Mal me tornei diretor de M&A na TOTVS e logo me encontrei em uma sala fria e formal de um escritório de advocacia, prestes a fechar uma transação crucial. Tratava-se da compra de um concorrente direto de Goiás, que também oferecia soluções ERP. Mas, será que era apenas uma expansão geográfica? Qual era realmente o sentido dessa aquisição?
Logo descobri que o diferencial deste concorrente estava em seu domínio excepcional sobre o segmento de distribuidores, um setor em que não éramos particularmente fortes. Essa experiência marcou minha primeira imersão nas teses de aquisição e me introduziu à estratégia que mais aplicaria nos meses seguintes: a Expansão Horizontal.
Cada processo de fusão ou aquisição é fundamentado em pelo menos uma tese. A tese define o racional, explicando e dando sentido ao movimento do ponto de vista estratégico. Aqui no 'Estratégia de Saída', vamos nos aprofundar em diversas teses.
Neste artigo, exploraremos a tese de Expansão Horizontal, uma estratégia em que acumulei significativa experiência do lado do comprador. Como ex-diretor de M&A da TOTVS, uma empresa de software focada em pequenas e médias empresas e organizada há muitos anos em verticais ou segmentos (como Educação, Manufatura, Construção e Projetos, Financeiro e Varejo), essa carta se tornou de meu uso recorrente no jogo das fusões e aquisições.
O que é Expansão Horizontal?
Esta estratégia consite em orientar a oferta de software de forma especializada para melhor atender cada um destes segmentos. Na cabeça da área de M&A, a expansão horizontal consistia em abrir novos segmentos ou ainda reforçar outros em que não éramos tão relevantes.

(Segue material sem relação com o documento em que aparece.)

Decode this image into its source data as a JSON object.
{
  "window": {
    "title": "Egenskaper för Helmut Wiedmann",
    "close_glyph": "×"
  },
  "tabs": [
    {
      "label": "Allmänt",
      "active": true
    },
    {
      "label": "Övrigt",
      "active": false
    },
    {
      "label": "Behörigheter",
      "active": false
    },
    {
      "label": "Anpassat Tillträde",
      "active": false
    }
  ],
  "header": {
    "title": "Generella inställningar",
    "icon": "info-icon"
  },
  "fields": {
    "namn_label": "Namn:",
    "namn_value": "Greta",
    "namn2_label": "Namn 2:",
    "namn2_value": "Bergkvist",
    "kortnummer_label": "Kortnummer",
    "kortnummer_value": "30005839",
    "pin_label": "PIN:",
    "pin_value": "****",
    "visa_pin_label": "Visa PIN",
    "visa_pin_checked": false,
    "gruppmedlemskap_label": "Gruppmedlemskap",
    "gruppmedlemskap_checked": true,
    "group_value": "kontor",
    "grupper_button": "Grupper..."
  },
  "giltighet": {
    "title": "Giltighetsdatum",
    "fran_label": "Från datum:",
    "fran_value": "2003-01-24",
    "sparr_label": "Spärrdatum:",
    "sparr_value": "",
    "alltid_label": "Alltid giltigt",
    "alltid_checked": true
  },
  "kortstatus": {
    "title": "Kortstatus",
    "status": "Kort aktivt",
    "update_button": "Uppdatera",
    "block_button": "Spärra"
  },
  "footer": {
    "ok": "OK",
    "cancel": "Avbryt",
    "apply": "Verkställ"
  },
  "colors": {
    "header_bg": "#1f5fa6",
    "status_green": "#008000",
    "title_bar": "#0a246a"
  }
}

Um dos grandes competidores da TOTVS naquele momento, a Linx, era focada no que para a TOTVS representava apenas o segmento de varejo. Já pare a concorrente isso era visto de forma mais fragmentada e especializada ainda: concessionárias, restaurantes, materiais de construção etc. A própria Linx se utilizou de aquisições para estabelecer diversas das suas verticais de software (seu segmentos).
Competição é um direcionador estratégico importante para qualquer corporação. E um bom competidor mexe com os brios do conselho e dos principais executivos. Com a TOTVS não seria diferente e reforçar nosso segmento de varejo através de aquisições se tornou uma das prioridades durante a minha gestão.
Exemplos práticos
Na prática, o que isso significa? Fizemos três aquisições relevantes dentro desta estratégia naquele período:
1- A PC Sistemas, uma das líderes do segmento de distribuidores, por R$ 80 milhões (mais até R$ 15 milhões em earn out, ou seja, atrelado ao cumprimento de metas) em Janeiro de 2013.

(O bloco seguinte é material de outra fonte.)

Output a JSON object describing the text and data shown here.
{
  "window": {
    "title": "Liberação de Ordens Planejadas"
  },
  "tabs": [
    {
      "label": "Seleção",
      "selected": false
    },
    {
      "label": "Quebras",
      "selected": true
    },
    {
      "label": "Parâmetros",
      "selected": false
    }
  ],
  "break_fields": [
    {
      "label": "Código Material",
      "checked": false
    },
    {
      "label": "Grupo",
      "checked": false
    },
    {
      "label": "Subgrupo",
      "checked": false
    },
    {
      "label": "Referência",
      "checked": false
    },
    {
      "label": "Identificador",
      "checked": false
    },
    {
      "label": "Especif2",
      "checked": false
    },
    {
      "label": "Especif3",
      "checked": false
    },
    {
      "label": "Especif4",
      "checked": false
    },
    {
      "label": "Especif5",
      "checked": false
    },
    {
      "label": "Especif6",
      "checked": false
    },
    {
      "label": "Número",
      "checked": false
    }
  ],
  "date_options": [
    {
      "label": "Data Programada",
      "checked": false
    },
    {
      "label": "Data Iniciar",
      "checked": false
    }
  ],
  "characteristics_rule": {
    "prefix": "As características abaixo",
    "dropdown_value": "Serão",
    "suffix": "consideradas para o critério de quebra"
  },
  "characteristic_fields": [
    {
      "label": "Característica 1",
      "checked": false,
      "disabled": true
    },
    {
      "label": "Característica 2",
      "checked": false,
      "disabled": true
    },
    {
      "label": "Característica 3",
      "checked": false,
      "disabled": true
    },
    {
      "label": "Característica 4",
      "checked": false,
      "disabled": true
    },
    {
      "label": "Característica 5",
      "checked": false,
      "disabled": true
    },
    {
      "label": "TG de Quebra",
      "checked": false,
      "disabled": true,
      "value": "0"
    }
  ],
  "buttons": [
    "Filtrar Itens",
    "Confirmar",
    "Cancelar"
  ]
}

2- A RMS, empresa top of mind no segmento de supermercados, por R$ 37,4 milhões (mais até R$ 5 milhões em earn out) em Julho de 2013.
3- A Virtual Age líder no segmento de varejo textil, por R$ 50 milhões (mais até 25,1 milhões em earn out).
Um outro exemplo desta estratégia até mais expressivo foi a aquisição da Bematech, mas ela envolve diversos outros elementos que eu vou deixar para abordar em teses futuras.
Mas isso é mesmo expansão horizontal?
Estes exemplos podem sucitar a pergunta: "mas se a TOTVS já atuava no segmento de varejo, isso é uma expansão horizontal?"
A nossa solução para o varejo era menos especializada que a de cada um destes players adquiridos. Portanto sim, estávamos entrando em um subsegmento especializado a cada uma destas aquisições. E quando você senta em uma concorrência para aquisição de um ERP e o seu competidor tem maior aderência funcional às necessidades do seu cliente porque ele é especializado no seu subsegmento, você sente na pele o racional desta tese de aquisição.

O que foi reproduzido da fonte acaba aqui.